CAPITAL CONTRIBUTIONS OF PARTNERS
General Partners: |
||||
Kandu Management Corp. |
1.00% |
6,122 shares of common stock of Xxxxxx Industries, Inc. | ||
Limited Partners: |
||||
Xxxxxxx X. Xxxxxx |
99.00% |
606,086 shares of common stock of Xxxxxx Industries, Inc. |
KANDU PARTNERS, L.P.
(A GEORGIA LIMITED PARTNERSHIP)
TRANSFER RESTRICTIONS
THE LIMITED PARTNERSHIP INTERESTS IN KANDU PARTNERS, L.P. (THE “INTERESTS”), ARE SUBJECT TO THE RESTRICTIONS ON TRANSFER AND OTHER TERMS AND CONDITIONS SET FORTH IN THIS AGREEMENT. THE INTERESTS HAVE BEEN ACQUIRED
FOR INVESTMENT AND HAVE NOT BEEN REGISTERED UNDER (i) THE SECURITIES LAWS OF THE STATE OF GEORGIA (THE “GEORGIA ACT”), (ii) ANY OTHER STATE SECURITIES LAWS, OR (iii) THE UNITED STATES SECURITIES ACT OF 1933, AS AMENDED (THE “FEDERAL
ACT”).

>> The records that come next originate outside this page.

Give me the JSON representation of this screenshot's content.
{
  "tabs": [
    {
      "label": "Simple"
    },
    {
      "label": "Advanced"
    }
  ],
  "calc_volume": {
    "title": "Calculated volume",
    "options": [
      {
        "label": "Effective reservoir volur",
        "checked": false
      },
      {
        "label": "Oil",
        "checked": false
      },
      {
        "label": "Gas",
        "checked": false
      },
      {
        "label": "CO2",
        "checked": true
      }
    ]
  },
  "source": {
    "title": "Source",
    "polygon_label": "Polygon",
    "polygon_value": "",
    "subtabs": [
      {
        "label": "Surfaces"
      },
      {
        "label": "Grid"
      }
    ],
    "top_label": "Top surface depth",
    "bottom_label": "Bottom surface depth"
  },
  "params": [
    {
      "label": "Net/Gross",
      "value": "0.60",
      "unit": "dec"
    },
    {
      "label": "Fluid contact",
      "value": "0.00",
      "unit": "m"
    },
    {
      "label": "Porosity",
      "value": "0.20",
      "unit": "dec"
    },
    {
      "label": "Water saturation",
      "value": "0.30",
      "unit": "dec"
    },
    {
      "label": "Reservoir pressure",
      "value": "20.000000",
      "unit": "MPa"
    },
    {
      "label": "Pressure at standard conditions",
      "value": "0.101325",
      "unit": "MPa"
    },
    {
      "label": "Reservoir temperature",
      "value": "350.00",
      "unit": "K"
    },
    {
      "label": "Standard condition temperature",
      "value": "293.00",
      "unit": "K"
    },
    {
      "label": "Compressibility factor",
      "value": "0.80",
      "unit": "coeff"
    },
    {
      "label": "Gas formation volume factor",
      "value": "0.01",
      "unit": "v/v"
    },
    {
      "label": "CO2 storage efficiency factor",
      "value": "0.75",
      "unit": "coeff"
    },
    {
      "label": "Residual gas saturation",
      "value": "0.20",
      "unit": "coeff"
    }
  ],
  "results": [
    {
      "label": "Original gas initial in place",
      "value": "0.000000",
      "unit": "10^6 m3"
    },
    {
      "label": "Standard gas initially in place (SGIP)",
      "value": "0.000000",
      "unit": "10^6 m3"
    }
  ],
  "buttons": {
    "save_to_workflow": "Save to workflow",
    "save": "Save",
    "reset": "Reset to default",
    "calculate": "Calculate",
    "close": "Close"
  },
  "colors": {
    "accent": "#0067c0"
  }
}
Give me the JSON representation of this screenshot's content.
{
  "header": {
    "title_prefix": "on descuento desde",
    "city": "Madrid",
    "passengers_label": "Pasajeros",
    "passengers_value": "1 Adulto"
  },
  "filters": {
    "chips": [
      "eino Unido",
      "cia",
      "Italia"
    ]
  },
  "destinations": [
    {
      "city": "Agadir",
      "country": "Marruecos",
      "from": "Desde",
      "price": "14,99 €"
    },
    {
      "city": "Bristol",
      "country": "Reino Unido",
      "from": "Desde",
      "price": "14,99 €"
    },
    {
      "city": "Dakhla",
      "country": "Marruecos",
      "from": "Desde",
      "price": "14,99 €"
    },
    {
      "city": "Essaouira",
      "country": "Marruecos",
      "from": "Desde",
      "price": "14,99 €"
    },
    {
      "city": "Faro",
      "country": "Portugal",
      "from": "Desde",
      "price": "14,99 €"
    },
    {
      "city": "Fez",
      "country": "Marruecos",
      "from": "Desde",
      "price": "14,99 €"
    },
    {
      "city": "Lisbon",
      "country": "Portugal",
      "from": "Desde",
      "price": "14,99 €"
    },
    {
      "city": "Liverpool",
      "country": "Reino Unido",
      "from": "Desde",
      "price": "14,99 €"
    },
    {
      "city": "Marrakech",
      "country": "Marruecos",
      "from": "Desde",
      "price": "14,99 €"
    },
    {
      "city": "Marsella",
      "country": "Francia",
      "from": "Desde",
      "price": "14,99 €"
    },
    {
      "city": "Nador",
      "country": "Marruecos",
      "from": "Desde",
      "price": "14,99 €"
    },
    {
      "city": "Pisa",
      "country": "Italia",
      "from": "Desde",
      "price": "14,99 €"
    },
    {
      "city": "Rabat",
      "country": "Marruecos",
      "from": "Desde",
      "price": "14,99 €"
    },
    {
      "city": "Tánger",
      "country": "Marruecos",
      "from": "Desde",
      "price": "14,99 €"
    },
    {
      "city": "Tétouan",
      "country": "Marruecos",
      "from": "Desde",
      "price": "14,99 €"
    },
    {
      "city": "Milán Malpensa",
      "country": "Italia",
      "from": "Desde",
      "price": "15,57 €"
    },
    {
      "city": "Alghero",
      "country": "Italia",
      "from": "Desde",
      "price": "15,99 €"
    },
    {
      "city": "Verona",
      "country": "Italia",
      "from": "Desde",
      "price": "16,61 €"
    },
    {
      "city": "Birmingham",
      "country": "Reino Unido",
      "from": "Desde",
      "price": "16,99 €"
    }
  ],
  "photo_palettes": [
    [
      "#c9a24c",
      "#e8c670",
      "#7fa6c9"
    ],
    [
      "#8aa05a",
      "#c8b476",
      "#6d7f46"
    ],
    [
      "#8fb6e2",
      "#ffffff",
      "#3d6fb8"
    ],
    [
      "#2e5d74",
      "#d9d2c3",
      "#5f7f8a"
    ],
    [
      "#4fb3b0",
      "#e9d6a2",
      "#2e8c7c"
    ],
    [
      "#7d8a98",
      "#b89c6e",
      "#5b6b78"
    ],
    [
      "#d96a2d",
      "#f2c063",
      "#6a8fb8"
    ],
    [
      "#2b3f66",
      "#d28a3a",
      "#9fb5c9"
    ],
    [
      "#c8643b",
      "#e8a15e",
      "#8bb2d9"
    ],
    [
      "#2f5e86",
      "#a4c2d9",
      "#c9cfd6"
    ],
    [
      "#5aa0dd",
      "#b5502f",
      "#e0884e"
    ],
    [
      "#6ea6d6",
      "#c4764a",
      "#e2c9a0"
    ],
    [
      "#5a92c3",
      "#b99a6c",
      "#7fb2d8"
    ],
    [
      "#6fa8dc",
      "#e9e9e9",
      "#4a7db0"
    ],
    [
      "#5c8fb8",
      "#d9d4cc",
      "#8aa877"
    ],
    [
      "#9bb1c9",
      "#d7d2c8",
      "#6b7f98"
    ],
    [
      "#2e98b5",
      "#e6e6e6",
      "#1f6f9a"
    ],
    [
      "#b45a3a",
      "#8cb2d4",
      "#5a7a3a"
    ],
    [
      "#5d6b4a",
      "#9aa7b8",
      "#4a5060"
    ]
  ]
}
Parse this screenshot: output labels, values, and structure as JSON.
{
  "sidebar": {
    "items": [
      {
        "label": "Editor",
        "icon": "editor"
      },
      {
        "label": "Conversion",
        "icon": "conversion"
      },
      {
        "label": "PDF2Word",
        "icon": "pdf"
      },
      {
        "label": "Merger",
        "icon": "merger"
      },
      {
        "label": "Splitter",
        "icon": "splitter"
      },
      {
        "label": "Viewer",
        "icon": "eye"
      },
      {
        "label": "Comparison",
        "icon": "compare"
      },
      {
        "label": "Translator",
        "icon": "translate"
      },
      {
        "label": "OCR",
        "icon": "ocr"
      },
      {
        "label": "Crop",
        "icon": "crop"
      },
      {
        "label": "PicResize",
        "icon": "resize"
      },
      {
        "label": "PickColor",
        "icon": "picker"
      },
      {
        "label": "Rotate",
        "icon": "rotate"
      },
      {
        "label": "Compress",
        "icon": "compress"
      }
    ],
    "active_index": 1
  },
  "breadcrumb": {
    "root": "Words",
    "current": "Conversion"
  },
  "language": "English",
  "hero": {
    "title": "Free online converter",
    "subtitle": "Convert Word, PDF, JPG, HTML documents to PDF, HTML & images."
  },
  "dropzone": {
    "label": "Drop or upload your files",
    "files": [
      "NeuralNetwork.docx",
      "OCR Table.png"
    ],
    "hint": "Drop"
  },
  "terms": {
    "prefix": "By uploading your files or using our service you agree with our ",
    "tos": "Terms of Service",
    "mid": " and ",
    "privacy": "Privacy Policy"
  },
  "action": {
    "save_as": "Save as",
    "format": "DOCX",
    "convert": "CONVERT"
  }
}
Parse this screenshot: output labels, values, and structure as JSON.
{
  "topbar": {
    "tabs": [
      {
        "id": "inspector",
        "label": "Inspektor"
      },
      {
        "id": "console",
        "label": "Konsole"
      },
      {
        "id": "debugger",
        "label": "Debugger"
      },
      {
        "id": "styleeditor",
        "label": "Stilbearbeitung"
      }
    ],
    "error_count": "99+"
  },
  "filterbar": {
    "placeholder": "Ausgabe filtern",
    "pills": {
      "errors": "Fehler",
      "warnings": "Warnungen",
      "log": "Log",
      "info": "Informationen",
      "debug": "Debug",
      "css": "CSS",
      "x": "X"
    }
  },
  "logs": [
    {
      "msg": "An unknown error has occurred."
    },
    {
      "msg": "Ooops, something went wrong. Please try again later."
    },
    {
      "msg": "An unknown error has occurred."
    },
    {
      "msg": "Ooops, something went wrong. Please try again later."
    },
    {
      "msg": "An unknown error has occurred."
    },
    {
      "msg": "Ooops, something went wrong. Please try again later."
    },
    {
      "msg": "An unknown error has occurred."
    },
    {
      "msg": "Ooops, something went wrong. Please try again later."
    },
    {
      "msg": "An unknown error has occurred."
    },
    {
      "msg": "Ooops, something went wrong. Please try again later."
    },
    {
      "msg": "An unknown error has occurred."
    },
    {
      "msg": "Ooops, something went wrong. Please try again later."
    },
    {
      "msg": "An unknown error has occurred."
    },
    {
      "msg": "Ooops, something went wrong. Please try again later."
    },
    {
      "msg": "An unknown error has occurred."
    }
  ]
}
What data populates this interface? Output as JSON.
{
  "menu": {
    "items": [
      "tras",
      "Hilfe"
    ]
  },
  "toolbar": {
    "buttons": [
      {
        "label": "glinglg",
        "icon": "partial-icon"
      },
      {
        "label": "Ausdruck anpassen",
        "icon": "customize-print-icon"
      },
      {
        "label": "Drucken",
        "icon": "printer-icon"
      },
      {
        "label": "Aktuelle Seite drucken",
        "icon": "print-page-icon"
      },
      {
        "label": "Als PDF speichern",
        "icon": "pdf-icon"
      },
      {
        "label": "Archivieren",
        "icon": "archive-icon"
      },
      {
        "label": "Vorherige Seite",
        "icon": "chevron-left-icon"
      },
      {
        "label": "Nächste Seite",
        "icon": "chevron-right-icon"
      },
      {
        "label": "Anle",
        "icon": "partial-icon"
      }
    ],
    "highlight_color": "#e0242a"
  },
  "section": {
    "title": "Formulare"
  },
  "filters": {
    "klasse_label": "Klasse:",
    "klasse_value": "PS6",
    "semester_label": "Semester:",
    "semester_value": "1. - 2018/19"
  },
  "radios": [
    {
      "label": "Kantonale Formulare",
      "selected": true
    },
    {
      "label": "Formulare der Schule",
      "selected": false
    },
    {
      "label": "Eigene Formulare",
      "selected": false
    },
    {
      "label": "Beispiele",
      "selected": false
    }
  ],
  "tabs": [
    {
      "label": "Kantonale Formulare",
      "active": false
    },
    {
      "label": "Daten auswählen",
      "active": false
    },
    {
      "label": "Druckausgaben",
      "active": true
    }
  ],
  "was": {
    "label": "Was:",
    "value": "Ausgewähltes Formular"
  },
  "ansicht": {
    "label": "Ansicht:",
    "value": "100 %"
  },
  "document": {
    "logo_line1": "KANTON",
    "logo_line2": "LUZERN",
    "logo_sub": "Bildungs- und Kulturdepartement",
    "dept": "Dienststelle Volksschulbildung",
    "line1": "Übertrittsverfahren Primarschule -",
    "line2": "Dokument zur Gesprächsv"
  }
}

NEITHER THE INTERESTS NOR ANY PART THEREOF MAY BE OFFERED FOR SALE, PLEDGED, HYPOTHECATED, SOLD, ASSIGNED, OR TRANSFERRED EXCEPT IN COMPLIANCE WITH THE TERMS AND CONDITIONS OF THIS AGREEMENT AND (1) PURSUANT TO AN EFFECTIVE
REGISTRATION STATEMENT UNDER THE GEORGIA ACT OR IN A TRANSACTION WHICH IS EXEMPT FROM REGISTRATION UNDER THE GEORGIA ACT OR WHICH IS OTHERWISE IN COMPLIANCE WITH THE GEORGIA ACT, (2) PURSUANT TO AN EFFECTIVE REGISTRATION STATEMENT UNDER ANY OTHER
APPLICABLE STATE SECURITIES LAWS OR IN A TRANSACTION WHICH IS EXEMPT FROM REGISTRATION UNDER ANY SUCH SECURITIES LAWS OR WHICH IS OTHERWISE IN COMPLIANCE WITH SUCH SECURITIES LAWS, AND (3) PURSUANT TO AN EFFECTIVE REGISTRATION STATEMENT UNDER
THE FEDERAL ACT OR IN A TRANSACTION WHICH IS EXEMPT FROM REGISTRATION UNDER THE FEDERAL ACT OR WHICH IS OTHERWISE IN COMPLIANCE WITH THE FEDERAL ACT.